By Henry Mitchell. Indiana Univ. Press. 272 pp. $24.95

Newspaper columns tend to take on a musty air soon after reaching hardcover. The Washington Post columns of the late Henry Mitchell are a rare exception. Mitchell’s gardening pieces have already appeared in book form—The Essential Earthman (1981) and One Man’s Garden (1992)—and now, five years after his death, comes a collection of musings from his weekly column, "Any Day."
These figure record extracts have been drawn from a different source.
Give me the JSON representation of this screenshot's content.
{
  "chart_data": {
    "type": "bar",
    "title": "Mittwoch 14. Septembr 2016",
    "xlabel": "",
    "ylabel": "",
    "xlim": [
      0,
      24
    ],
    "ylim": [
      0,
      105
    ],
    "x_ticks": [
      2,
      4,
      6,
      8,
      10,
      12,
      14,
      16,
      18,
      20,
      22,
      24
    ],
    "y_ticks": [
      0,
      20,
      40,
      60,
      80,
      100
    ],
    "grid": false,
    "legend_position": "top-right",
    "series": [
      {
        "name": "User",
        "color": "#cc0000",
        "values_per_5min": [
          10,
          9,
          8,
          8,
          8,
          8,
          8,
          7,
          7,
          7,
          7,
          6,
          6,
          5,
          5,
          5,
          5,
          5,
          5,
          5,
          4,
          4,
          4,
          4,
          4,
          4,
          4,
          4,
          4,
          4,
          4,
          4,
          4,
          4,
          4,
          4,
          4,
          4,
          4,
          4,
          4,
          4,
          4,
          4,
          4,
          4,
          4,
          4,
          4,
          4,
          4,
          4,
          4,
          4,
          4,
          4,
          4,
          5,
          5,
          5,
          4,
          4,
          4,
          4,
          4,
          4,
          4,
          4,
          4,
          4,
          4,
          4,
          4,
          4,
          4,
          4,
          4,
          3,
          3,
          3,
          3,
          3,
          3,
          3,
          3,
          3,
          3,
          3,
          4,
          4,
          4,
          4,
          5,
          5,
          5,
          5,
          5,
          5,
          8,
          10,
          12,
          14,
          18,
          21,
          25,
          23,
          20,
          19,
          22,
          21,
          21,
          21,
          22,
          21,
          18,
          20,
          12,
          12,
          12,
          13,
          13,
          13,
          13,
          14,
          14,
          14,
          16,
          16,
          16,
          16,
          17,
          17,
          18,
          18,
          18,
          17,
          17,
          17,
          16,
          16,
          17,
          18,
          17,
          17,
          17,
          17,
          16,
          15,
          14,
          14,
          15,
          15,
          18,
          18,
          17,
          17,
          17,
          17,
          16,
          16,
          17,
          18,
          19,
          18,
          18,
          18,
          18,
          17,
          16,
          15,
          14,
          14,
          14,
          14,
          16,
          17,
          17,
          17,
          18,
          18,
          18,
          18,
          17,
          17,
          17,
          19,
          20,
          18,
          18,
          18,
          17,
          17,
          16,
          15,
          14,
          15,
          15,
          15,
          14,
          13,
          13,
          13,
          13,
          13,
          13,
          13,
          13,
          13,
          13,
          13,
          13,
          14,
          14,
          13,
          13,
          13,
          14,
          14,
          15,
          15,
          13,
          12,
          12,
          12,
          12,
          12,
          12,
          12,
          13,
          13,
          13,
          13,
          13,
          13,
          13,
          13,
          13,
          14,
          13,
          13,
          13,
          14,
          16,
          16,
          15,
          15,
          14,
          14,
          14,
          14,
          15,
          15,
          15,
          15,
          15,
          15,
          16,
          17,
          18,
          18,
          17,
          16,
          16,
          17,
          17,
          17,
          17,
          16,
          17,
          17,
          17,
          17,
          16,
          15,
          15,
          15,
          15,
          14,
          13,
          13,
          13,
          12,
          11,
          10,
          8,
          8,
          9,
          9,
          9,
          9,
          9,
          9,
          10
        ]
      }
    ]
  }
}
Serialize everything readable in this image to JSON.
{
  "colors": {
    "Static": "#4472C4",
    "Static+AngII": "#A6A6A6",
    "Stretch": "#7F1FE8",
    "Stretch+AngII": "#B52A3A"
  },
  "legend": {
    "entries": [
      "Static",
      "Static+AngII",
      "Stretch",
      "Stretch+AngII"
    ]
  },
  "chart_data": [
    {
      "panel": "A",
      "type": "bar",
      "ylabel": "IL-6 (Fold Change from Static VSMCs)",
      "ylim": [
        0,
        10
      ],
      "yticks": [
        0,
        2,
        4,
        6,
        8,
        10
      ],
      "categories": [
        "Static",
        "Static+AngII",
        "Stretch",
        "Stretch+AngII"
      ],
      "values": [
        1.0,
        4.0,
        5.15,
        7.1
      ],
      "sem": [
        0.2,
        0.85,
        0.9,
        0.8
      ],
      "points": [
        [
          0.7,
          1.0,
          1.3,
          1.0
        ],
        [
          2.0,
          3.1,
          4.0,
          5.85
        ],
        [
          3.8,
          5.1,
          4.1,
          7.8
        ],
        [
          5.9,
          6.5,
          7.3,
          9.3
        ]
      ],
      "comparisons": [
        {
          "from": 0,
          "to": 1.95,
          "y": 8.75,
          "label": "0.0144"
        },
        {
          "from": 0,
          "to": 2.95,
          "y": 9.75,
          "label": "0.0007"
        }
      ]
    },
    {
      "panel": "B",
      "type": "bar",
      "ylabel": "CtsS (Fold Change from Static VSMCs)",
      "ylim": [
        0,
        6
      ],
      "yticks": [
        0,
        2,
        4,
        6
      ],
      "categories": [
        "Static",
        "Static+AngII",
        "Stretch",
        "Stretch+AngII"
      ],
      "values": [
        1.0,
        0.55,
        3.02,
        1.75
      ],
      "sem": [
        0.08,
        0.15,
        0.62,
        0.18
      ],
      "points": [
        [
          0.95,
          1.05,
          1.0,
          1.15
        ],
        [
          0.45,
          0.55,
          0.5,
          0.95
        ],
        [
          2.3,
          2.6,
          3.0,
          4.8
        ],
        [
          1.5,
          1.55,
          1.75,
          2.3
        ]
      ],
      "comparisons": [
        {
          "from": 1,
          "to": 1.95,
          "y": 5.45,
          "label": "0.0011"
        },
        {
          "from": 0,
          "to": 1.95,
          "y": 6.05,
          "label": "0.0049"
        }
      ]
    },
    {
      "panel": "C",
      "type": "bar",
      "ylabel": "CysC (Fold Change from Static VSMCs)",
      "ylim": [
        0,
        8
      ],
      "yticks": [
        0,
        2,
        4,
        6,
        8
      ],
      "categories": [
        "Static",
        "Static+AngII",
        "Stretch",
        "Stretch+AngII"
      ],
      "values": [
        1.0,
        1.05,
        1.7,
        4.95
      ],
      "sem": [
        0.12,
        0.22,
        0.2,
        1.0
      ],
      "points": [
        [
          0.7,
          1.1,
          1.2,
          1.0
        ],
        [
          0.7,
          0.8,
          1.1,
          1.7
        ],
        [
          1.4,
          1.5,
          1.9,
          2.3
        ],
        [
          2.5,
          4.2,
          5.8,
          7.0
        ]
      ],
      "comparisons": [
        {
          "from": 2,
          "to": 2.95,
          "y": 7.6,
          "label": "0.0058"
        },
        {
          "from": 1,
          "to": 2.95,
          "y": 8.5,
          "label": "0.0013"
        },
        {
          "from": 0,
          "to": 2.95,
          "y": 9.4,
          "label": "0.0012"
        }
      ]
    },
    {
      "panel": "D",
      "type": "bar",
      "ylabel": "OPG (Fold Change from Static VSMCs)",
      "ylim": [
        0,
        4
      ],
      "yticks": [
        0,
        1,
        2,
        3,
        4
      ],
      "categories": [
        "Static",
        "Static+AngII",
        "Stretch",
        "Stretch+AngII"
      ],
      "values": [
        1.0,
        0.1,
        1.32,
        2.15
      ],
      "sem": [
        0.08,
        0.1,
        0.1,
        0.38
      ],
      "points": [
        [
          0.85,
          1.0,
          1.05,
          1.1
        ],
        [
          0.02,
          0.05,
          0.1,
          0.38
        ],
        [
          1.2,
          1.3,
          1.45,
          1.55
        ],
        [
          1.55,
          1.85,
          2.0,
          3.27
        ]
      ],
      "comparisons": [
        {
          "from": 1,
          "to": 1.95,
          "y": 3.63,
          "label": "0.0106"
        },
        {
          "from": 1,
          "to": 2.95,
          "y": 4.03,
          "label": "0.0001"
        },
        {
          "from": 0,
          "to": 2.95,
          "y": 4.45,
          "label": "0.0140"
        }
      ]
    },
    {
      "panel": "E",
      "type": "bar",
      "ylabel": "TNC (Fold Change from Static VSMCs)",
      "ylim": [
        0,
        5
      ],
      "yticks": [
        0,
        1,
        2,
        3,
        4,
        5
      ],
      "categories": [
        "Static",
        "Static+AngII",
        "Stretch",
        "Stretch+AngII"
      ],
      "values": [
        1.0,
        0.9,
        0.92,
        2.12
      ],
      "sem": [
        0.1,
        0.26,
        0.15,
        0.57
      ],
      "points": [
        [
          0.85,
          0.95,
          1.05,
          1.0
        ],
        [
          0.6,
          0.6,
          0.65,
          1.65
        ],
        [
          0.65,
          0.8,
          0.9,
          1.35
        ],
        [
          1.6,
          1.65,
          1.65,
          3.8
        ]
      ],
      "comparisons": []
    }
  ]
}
The author emerges as a reflective and altogether decent man, clear eyed but uncynical, drawn over and over to such seemingly archaic topics as honor, virtue, and integrity. "Nothing infuriates some people more than the concept that one is too good to cheat," he observes. "They think everybody is born a bastard and that nobody should give himself airs about being better than the average run of folk." Elsewhere he muses on our innate tendency toward selfdeception in matters of righteousness: "We’ll all go to our graves as irrational as the day we were born, and the best we can do is watch out whenever our personal interest seems to coincide with celestial virtue." Of the essayist E. B. White, Mitchell reflects, "His work was civil and polite; he either had no gift of vitriol or else never felt any." The same could be said of Mitchell, a graceful and gracious observer of the human condition.